Of the human genome's 20,000 or so genes, about 2000 have received almost all the attention of biomedical researchers.
While 10 percent of the human genome attracts ever more scientific attention, a quarter of genes – about 5000 – have not been researched at all, according to a study published in PLOS Biology.
'There's a chance that we are missing out on a lot of interesting biology,' study author Professor Luís Nunes Amaral of Northwestern University, Illinois, told the Atlantic.
The team identified 430 features of genes – from their size and location in the genome to stability of the protein they encoded – to find out what it was that attracted scientists to study the same ones over and over again. They found that 15 features of a gene could be used to accurately predict the number of publications on that gene, the year of first publication about it and the existence of medical drugs relating to it.
These features were closely related to how easy it was for a researcher to study the gene, rather than the role the gene might play in disease. The more leg-work had already been done by other scientists on the gene, the more likely that it would attract further interest from scientists.
'People who study these genes have a head start over scientists who have to make tools to study other genes,' Dr Thomas Stoeger, also of Northwestern University and an author of the study, told the New York Times.
In a vicious circle, the longer scientists study a gene, the easier it gets and the more they can publish about it as they try to establish themselves as academics. The study revealed that in the past 20 years, early-career scientists who focused on the least well-studied genes were half as likely to end up running their own lab.
Scientists noticed this tendency for researchers to cluster their efforts around a few popular genes as early as 2003, when the Human Genome Project was completed. This was expected to bring a wealth of knowledge about thousands of unexplored genes. However, if the trend does not change, it will take at least 50 years before every gene has been characterised at the most basic level, the researchers estimate.
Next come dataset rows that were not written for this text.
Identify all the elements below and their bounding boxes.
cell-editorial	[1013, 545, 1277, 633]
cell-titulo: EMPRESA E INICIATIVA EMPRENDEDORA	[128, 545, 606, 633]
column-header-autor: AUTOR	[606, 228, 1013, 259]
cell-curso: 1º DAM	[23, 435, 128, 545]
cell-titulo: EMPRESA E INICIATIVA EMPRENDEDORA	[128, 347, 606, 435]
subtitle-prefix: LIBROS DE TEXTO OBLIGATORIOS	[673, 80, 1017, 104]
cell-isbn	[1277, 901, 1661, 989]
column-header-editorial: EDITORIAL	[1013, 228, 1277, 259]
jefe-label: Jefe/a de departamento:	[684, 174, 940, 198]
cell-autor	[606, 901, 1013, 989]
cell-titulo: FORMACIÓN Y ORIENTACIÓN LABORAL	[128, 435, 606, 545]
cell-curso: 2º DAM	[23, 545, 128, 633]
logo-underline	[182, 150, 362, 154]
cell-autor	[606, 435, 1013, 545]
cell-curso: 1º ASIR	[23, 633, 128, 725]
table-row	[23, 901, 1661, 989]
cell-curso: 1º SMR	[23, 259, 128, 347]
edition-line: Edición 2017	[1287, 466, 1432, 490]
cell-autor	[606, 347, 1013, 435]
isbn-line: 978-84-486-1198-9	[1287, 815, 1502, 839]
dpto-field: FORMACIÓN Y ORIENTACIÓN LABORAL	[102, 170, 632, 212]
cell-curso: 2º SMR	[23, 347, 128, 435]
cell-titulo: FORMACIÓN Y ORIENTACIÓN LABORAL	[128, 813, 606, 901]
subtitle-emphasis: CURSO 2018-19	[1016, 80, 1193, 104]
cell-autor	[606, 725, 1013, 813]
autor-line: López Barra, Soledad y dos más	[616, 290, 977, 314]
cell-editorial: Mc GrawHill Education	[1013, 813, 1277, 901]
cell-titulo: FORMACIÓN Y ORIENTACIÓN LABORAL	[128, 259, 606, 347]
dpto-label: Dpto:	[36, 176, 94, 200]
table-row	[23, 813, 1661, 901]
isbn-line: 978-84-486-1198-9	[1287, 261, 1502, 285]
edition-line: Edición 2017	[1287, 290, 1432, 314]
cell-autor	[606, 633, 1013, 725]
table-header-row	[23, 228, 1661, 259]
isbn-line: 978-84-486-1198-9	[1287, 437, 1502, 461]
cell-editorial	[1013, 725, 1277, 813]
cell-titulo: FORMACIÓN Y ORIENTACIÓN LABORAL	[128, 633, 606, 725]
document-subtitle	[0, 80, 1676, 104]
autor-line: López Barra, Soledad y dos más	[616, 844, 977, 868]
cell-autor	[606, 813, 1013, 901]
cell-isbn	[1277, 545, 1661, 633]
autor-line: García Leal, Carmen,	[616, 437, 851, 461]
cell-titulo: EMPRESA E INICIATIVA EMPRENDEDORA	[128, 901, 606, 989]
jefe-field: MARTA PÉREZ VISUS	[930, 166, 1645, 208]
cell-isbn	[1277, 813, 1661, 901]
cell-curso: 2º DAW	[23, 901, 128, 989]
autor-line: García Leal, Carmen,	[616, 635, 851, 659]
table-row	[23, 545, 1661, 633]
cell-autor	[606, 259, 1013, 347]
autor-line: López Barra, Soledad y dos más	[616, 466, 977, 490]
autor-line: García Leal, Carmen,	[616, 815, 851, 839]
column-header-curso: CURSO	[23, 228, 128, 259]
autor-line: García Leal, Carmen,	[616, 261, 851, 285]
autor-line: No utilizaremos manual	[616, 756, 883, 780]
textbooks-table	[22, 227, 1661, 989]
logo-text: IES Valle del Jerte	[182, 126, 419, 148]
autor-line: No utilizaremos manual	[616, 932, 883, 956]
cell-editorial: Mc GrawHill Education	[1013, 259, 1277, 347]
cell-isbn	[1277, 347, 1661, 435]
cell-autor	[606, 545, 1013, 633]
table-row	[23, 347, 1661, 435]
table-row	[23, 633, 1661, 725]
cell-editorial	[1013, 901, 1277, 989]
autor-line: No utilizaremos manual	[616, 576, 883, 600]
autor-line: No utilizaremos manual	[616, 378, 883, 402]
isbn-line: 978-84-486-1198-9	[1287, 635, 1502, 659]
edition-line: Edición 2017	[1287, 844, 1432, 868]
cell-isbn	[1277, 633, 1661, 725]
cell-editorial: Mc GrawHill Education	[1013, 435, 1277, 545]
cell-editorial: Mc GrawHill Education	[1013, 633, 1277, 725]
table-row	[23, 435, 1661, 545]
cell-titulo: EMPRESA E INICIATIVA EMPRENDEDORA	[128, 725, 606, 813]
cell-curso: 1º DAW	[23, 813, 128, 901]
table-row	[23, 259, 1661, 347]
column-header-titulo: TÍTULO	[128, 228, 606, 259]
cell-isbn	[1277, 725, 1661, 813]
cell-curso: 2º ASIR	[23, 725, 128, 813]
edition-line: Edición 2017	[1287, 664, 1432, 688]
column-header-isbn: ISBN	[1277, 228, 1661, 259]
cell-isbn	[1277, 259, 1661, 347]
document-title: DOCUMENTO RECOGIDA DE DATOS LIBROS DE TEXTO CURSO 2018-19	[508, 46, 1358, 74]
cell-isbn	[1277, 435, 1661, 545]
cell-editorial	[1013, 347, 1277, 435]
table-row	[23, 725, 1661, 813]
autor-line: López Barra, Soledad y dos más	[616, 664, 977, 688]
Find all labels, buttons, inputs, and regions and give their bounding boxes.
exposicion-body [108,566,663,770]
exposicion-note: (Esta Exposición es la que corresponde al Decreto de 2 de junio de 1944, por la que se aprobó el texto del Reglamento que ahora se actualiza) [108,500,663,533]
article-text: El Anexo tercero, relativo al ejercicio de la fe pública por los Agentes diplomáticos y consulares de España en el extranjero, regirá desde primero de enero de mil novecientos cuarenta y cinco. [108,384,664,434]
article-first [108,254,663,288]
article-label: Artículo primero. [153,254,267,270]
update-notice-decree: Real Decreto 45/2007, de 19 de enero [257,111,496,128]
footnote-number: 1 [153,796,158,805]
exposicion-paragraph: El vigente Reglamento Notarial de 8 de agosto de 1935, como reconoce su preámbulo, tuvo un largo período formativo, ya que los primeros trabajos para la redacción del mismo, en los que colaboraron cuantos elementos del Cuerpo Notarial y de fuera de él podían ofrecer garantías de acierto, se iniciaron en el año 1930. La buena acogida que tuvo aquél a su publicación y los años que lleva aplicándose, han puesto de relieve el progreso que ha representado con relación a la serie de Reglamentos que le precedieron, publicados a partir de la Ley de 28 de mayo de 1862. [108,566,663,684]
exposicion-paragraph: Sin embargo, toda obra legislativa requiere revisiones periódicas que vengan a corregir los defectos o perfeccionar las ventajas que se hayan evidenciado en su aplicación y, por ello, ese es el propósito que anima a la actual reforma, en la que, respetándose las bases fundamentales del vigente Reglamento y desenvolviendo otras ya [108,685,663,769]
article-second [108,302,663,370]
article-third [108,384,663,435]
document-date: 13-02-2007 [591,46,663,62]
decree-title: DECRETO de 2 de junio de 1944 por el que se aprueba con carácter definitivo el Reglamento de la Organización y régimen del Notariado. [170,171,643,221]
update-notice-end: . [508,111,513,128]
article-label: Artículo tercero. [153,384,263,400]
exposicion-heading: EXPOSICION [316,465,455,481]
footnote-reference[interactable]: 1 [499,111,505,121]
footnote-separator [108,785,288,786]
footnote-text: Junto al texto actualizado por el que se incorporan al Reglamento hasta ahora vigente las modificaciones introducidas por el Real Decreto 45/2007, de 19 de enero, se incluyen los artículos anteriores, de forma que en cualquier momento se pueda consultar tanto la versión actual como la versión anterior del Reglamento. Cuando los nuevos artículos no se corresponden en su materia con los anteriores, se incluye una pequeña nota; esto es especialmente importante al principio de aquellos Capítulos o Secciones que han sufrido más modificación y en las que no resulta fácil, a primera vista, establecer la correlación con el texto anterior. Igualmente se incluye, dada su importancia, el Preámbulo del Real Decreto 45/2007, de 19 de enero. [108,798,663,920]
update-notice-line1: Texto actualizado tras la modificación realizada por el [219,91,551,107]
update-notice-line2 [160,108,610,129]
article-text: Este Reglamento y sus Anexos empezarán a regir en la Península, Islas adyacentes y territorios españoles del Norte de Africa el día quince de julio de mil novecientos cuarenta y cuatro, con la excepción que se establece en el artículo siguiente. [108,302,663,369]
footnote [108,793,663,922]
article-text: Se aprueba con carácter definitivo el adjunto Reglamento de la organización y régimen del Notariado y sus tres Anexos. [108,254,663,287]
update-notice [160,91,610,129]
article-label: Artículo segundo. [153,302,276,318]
Dr Purvesh Khatri, a bioinformatician at the Stanford University, California, who was not involved in the study said that the team had done 'a remarkable job' of finding the reasons why many important genes are ignored. 'Their results underscore the need to change how we study human biology,' said Dr Khatri.
The Northwestern University team has already drafted a wish list of genes that, according to their data, deserve further investigation and would be likely to open a great number of research opportunities.